Es algo que nació cuando los teléfonos móviles comenzaron a tener registro de llamadas, SMS y luego, en la actualidad, las redes sociales y las apps de mensajería instantánea. Desconfianza, inseguridad, una sospecha fundada o infundada… el gusano de la curiosidad pica, y no solo entre parejas (como se pueda pensar en un principio), ya que también entre padres e hijos, etc.

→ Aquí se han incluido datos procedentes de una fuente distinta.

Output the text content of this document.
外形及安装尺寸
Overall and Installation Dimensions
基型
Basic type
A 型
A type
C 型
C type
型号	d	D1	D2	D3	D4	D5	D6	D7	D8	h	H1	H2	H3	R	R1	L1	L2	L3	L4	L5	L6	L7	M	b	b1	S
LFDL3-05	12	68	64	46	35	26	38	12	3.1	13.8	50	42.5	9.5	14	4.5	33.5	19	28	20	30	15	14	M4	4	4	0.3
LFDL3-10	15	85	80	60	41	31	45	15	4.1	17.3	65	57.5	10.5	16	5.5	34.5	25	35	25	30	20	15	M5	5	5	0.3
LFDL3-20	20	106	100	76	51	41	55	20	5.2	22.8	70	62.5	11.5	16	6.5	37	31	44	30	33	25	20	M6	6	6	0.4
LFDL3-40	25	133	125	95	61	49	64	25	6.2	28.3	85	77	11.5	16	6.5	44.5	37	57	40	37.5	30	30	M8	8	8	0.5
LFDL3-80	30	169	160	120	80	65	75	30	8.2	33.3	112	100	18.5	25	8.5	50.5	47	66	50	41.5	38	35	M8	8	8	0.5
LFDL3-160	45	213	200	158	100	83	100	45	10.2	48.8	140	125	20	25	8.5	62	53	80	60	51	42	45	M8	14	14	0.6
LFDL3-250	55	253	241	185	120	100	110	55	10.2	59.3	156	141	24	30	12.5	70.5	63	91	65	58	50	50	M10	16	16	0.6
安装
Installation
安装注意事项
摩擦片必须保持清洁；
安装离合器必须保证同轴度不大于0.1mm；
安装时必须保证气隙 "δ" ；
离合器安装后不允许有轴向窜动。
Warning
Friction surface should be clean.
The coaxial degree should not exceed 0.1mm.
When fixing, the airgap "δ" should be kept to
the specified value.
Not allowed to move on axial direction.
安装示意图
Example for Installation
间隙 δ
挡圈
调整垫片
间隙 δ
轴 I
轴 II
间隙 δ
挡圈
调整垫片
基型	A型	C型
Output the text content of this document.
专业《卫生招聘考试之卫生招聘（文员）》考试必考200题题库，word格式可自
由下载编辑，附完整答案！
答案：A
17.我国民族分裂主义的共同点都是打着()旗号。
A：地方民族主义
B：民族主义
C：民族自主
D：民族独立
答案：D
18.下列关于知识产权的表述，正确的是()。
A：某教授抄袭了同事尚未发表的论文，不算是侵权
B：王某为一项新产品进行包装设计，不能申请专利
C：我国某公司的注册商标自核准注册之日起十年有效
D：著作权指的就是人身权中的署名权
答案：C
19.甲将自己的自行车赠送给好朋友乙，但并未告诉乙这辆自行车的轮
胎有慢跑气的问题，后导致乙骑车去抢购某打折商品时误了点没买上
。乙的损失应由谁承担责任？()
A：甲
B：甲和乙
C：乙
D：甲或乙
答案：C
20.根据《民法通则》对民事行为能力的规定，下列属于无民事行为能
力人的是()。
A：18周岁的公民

La época de los detectives privados ya pasó, o más bien evolucionó, pues ahora las personas recurren a sus propios medios y conocimientos o a hackers o ciberdelincuentes para espiar. Son casos que cada vez aumentan más en todo el mundo, aunque la Policía Nacional confirma que España es uno de los países con denuncias que crecen.

En Internet se cree que todo vale, pues incluso se venden virus troyanos por unos siete euros, buscando acceder a cuentas o dispositivos. Pero lo cierto es que según el Código Penal español, violentar la privacidad de esta forma puede llevar a la cárcel.

Se trata de un delito de descubrimiento y revelación de secretos en el ámbito familiar, de pareja y hasta el empresarial. Ya se han visto casos de personas condenadas a prisión por espiar móviles de sus parejas o emails de personas cercanas.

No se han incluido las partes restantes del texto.